Things like my grandfather’s attitude toward borrowing money in order to buy things, “if you can’t afford it today, you can’t afford it tomorrow”.
Those were the days when hire purchase was the favoured way of obtaining consumer durables; so much down and the balance payable over twelve, or twenty-four, or thirty-six, or forty-eight months. By the time one had finished the payments on some of the things bought, they probably needed to be replaced. HP came with interest added to the purchase price, and the purchase price was already high because one could not obtain the favourable terms available to those who paid cash. (Even in the late 1980s, there were still shops in Northern Ireland that would give a 10% discount to those who could go to the till and pay the price in full by cash or by cheque). There seemed always an injustice in the operation of the HP system, the goods remaining the property of the seller until the last payment was complete; with high interest rates, the buyer may have paid a multiple of the original selling price, but still find that their goods were repossessed for failure to complete the final payments.

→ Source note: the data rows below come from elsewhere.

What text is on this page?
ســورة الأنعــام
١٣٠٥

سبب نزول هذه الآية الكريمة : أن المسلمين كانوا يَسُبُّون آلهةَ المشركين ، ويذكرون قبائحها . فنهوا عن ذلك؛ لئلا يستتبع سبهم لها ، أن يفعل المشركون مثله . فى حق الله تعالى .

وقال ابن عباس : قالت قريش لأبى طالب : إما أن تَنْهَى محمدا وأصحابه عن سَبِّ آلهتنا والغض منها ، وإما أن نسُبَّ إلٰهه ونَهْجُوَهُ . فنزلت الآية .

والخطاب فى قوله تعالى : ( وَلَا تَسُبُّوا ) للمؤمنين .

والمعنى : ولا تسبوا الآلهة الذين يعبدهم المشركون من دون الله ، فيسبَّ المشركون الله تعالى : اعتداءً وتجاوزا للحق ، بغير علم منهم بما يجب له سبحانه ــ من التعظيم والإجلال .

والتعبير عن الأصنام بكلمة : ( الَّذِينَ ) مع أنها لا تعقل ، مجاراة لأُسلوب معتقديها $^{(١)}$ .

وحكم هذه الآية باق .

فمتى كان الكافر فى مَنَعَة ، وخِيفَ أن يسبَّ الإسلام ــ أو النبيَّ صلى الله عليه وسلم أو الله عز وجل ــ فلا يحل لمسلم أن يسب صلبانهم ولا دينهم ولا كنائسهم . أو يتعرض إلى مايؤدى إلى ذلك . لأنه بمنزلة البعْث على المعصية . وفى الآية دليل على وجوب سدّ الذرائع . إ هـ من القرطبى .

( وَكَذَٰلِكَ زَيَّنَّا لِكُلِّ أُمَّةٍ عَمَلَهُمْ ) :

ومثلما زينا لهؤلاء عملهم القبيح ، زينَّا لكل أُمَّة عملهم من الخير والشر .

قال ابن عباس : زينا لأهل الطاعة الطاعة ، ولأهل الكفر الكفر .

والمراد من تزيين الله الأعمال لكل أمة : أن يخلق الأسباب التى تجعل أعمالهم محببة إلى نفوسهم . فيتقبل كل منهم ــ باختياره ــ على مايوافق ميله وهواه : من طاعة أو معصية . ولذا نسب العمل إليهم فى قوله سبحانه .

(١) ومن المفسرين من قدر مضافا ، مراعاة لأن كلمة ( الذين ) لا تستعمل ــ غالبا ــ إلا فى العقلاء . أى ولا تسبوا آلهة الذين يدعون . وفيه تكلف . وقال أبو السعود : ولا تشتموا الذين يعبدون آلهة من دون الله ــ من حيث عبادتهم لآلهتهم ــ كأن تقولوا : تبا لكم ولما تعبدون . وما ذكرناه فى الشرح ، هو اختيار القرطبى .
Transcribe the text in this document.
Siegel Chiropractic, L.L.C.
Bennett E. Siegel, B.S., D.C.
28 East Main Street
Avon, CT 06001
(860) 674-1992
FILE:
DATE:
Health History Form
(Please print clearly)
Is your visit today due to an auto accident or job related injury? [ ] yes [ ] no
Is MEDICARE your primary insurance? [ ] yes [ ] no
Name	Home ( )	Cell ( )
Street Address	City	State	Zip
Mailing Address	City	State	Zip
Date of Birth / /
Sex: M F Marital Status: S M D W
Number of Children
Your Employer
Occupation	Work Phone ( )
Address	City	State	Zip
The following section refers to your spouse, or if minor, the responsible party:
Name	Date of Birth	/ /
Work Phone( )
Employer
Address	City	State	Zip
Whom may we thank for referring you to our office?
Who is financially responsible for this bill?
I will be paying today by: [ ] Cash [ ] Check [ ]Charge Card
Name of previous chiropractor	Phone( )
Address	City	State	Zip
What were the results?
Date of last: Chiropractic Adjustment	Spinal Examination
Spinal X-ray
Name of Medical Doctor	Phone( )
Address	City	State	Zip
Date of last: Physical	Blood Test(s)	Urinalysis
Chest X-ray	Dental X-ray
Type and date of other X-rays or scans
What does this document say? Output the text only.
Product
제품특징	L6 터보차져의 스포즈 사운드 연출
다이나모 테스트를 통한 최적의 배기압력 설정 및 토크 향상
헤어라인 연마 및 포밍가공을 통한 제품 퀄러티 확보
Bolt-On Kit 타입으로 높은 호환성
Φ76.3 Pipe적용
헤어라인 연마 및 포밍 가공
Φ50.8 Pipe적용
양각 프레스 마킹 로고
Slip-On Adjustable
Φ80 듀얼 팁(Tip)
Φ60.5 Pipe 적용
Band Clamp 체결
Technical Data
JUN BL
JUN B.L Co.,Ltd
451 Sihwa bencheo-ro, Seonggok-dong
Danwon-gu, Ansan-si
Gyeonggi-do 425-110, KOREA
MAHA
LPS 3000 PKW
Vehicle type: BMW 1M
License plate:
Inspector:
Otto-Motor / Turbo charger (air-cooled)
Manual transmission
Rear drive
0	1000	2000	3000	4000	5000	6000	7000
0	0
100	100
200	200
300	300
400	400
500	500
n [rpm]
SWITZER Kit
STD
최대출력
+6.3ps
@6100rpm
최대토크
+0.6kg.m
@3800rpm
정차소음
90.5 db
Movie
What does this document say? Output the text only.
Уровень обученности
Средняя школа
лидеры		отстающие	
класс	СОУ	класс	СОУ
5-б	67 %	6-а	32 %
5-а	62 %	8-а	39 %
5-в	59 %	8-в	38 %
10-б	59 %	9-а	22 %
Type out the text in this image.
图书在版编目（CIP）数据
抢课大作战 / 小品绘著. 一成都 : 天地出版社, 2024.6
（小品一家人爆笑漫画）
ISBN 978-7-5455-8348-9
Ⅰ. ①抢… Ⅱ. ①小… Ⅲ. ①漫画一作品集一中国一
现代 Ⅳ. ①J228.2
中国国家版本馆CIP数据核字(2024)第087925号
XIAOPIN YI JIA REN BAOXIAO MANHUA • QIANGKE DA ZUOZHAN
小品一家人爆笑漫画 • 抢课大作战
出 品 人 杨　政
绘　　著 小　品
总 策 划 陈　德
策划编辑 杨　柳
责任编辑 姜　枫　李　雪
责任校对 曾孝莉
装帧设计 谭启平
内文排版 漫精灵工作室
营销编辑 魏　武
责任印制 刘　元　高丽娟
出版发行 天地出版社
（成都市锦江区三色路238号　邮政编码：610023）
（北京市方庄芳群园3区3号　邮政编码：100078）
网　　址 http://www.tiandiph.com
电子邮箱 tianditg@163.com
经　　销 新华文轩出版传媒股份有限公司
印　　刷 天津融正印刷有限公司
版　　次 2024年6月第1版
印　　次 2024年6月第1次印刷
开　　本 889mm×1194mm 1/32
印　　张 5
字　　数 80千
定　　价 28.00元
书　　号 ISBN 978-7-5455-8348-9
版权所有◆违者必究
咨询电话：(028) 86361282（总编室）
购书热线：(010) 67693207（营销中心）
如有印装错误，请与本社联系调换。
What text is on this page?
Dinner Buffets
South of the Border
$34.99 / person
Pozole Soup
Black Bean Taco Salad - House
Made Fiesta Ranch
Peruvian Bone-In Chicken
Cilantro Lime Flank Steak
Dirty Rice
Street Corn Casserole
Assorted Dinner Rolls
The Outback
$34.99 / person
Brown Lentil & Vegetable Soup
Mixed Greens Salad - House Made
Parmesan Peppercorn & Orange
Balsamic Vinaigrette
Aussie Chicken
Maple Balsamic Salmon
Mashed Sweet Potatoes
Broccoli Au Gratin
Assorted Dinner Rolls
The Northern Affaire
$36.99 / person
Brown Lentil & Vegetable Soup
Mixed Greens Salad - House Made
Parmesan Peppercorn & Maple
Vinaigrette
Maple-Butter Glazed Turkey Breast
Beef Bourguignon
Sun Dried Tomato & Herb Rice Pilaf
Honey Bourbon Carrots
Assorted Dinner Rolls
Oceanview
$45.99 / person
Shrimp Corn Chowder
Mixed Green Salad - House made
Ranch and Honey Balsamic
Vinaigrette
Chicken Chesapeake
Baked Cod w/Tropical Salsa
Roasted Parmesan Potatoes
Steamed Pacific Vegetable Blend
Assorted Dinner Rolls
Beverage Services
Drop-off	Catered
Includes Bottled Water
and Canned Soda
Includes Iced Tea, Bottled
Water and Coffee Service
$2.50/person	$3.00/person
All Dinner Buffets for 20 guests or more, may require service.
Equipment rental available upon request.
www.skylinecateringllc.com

My grandfather’s attitude was that one saved for what one wished to buy, and, if and when the money was accumulated, then went to buy it. Of course, he was never a high powered businessman; he would have been horrified at the thought of using his acres of farmland to leverage debt; he never became rich.
“Risk averse” would have expressed my grandfather’s attitude, whether it was a question of expenditure, or one of investment. It was an attitude that was not widely shared. Instead of looking after the pennies so that the pounds might look after themselves, the attitude that one must speculate to accumulate became pervasive. Even among previously cautious corners of the community, the attitude toward risk changed.
The Church of Ireland, once solidly conservative in its thinking, allowed its investment managers to put millions into banks that were making reckless loans; much of the money invested, and lost when the speculative bubble burst, was from the clergy pension fund. People who would have had more in common with my grandfather than with sharp-suited bankers, (bankers who were not like the avuncular figure in the local branch, but who were aggressive men who talked in sums no country person might comprehend), found their future looked altogether different from what they might have anticipated.
Reaching the age of 55 in 2015, before the bankers broke the country, I was due to receive my full pension in ten years’ time. Had I been prepared to accept a reduced pension, I might have retired in five years’ time. The closure of the old pension fund and the introduction of new arrangements means 68 is now the earliest pensionable age. Years more to work and, of course, no-one is responsible.
My grandfather would have shrugged and suggested that is what happens to speculators.